Filipenses 3:20 “Nuestra ciudadanía está en los cielos, de donde también esperamos al Salvador, al Señor Jesucristo”.

Necesitamos constantemente recordar cual es nuestra identidad como hijos de Dios y no olvidar hacia donde estamos caminando. Este mundo con todos sus afanes, distracciones y aflicciones enreda nuestras almas en cosas vanas y superficiales. Si no estamos atentos con mucha facilidad perderemos la mirada de nuestra verdadera meta. El apóstol Pablo sabía lo importante que era estar bien enfocado, por ese motivo en varias ocasiones les recordaba a todos los creyentes donde se encuentra nuestra verdadera ciudadanía.

Aunque el DNI o pasaporte que llevamos en el bolso o la cartera dice que somos ciudadanos de algún país terrenal, jamás debemos olvidar que nosotros contamos con otro documento espiritual. Aquellos que hemos nacido de nuevo por medio del Espíritu Santo somos ciudadanos del cielo. Nuestro hogar y nuestra patria no pertenecen a este mundo caído, nosotros anhelamos vivir en una tierra nueva, bajo un cielo nuevo.

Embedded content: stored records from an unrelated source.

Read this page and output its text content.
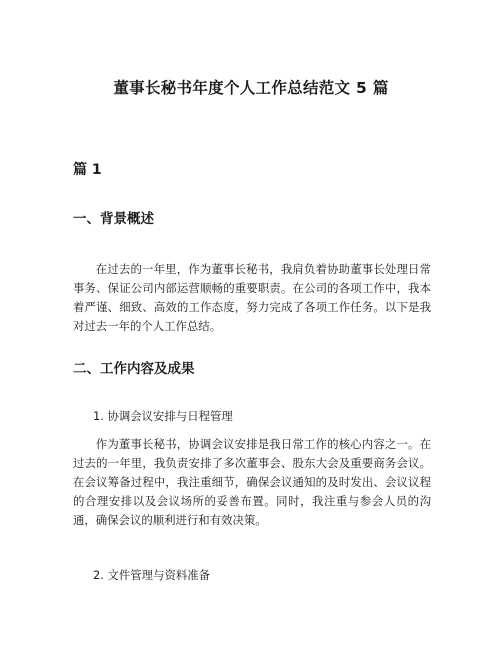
董事长秘书年度个人工作总结范文 5 篇
篇 1
一、背景概述

在过去的一年里，作为董事长秘书，我肩负着协助董事长处理日常事务、保证公司内部运营顺畅的重要职责。在公司的各项工作中，我本着严谨、细致、高效的工作态度，努力完成了各项工作任务。以下是我对过去一年的个人工作总结。

二、工作内容及成果
1. 协调会议安排与日程管理

作为董事长秘书，协调会议安排是我日常工作的核心内容之一。在过去的一年里，我负责安排了多次董事会、股东大会及重要商务会议。在会议筹备过程中，我注重细节，确保会议通知的及时发出、会议议程的合理安排以及会议场所的妥善布置。同时，我注重与参会人员的沟通，确保会议的顺利进行和有效决策。

2. 文件管理与资料准备
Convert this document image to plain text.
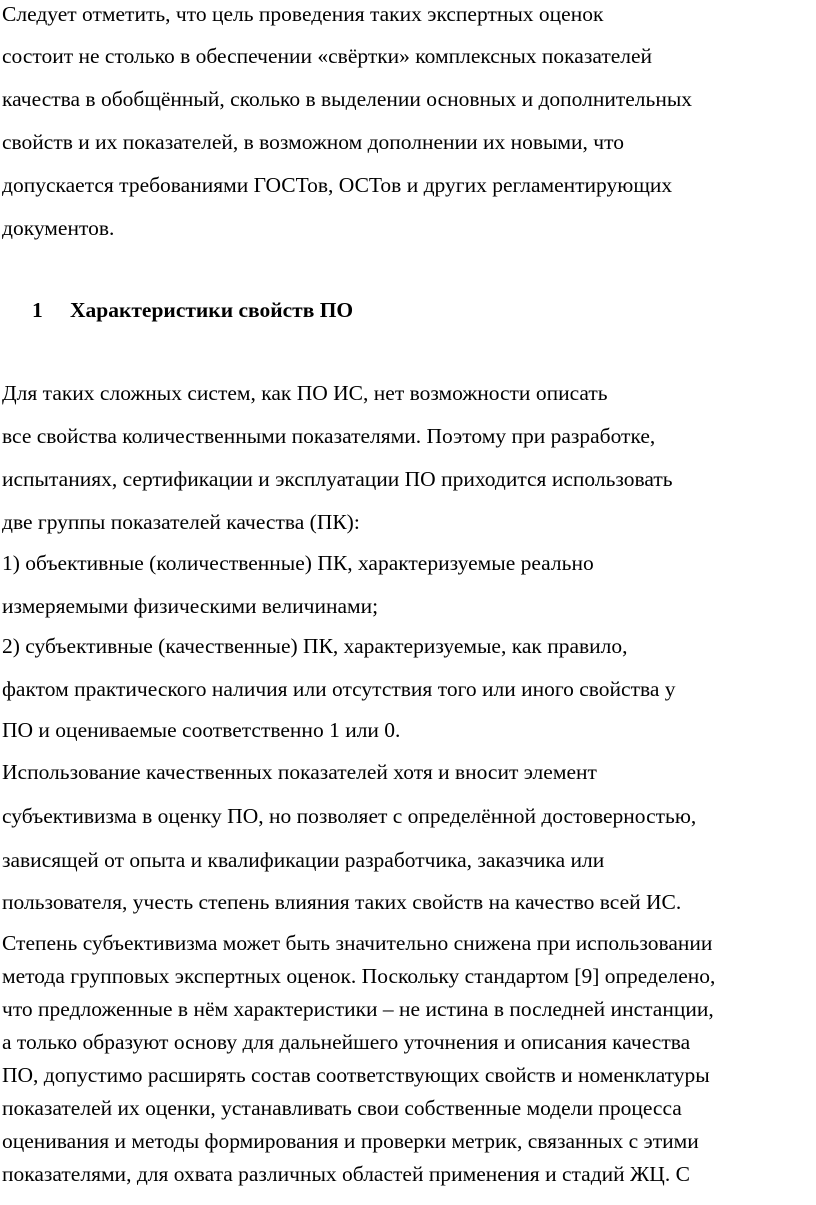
Следует отметить, что цель проведения таких экспертных оценок
состоит не столько в обеспечении «свёртки» комплексных показателей
качества в обобщённый, сколько в выделении основных и дополнительных
свойств и их показателей, в возможном дополнении их новыми, что
допускается требованиями ГОСТов, ОСТов и других регламентирующих
документов.
1 Характеристики свойств ПО
Для таких сложных систем, как ПО ИС, нет возможности описать
все свойства количественными показателями. Поэтому при разработке,
испытаниях, сертификации и эксплуатации ПО приходится использовать
две группы показателей качества (ПК):
1) объективные (количественные) ПК, характеризуемые реально
измеряемыми физическими величинами;
2) субъективные (качественные) ПК, характеризуемые, как правило,
фактом практического наличия или отсутствия того или иного свойства у
ПО и оцениваемые соответственно 1 или 0.
Использование качественных показателей хотя и вносит элемент
субъективизма в оценку ПО, но позволяет с определённой достоверностью,
зависящей от опыта и квалификации разработчика, заказчика или
пользователя, учесть степень влияния таких свойств на качество всей ИС.
Степень субъективизма может быть значительно снижена при использовании
метода групповых экспертных оценок. Поскольку стандартом [9] определено,
что предложенные в нём характеристики – не истина в последней инстанции,
а только образуют основу для дальнейшего уточнения и описания качества
ПО, допустимо расширять состав соответствующих свойств и номенклатуры
показателей их оценки, устанавливать свои собственные модели процесса
оценивания и методы формирования и проверки метрик, связанных с этими
показателями, для охвата различных областей применения и стадий ЖЦ. С
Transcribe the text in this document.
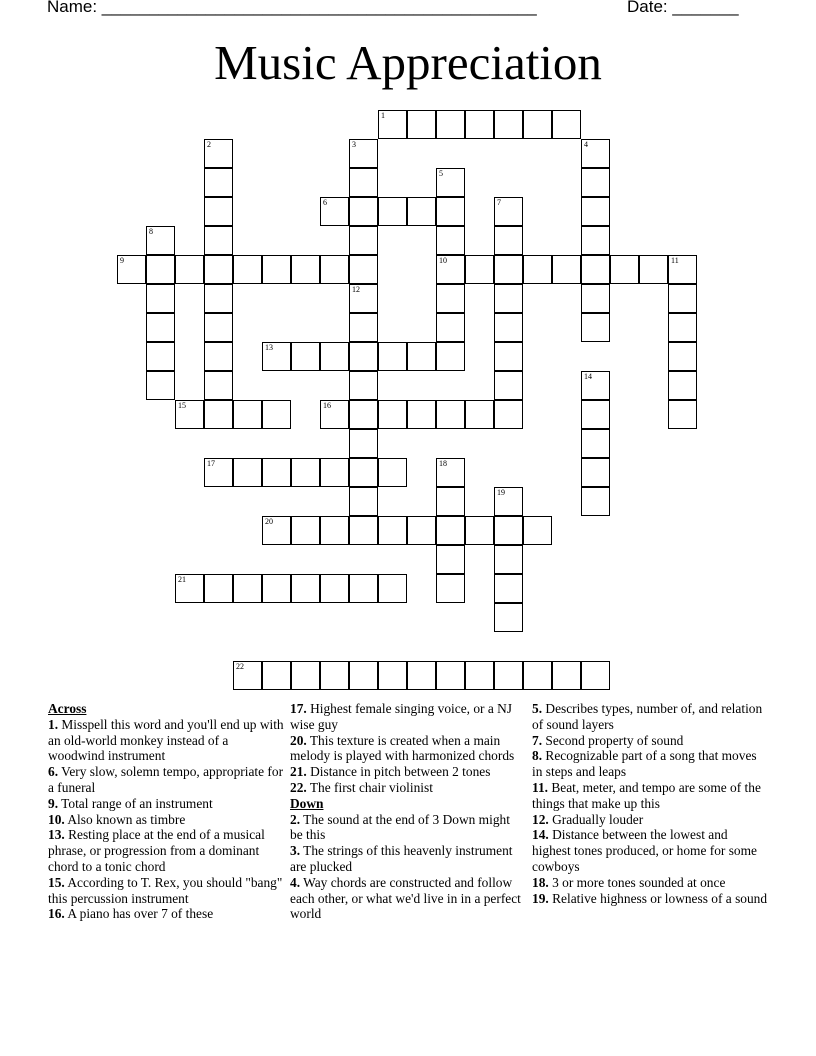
Name: ______________________________________________	Date: _______
Music Appreciation
1
6
9	10	11
13
15	16
17
20
21
22
2	3
12
4
5
7
8
14
18
19
Across
1. Misspell this word and you'll end up with an old-world monkey instead of a woodwind instrument
6. Very slow, solemn tempo, appropriate for a funeral
9. Total range of an instrument
10. Also known as timbre
13. Resting place at the end of a musical phrase, or progression from a dominant chord to a tonic chord
15. According to T. Rex, you should "bang" this percussion instrument
16. A piano has over 7 of these
17. Highest female singing voice, or a NJ wise guy
20. This texture is created when a main melody is played with harmonized chords
21. Distance in pitch between 2 tones
22. The first chair violinist
Down
2. The sound at the end of 3 Down might be this
3. The strings of this heavenly instrument are plucked
4. Way chords are constructed and follow each other, or what we'd live in in a perfect world
5. Describes types, number of, and relation of sound layers
7. Second property of sound
8. Recognizable part of a song that moves in steps and leaps
11. Beat, meter, and tempo are some of the things that make up this
12. Gradually louder
14. Distance between the lowest and highest tones produced, or home for some cowboys
18. 3 or more tones sounded at once
19. Relative highness or lowness of a sound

Precisamente del cielo es de donde esperamos que nuestro amado Señor y Salvador regrese algún día para estar a su lado. Es hacia el cielo donde debemos mirar y son las cosas del cielo las que debemos de buscar. Levanta tu barbilla y tu mirada cada día para contemplar el cielo y recordarle a tu alma quién eres y de dónde eres. Cuando dentro de muy poco lleguemos a nuestro verdadero hogar nuestros cuerpos serán completamente glorificados y por una eternidad disfrutaremos juntos del Señor.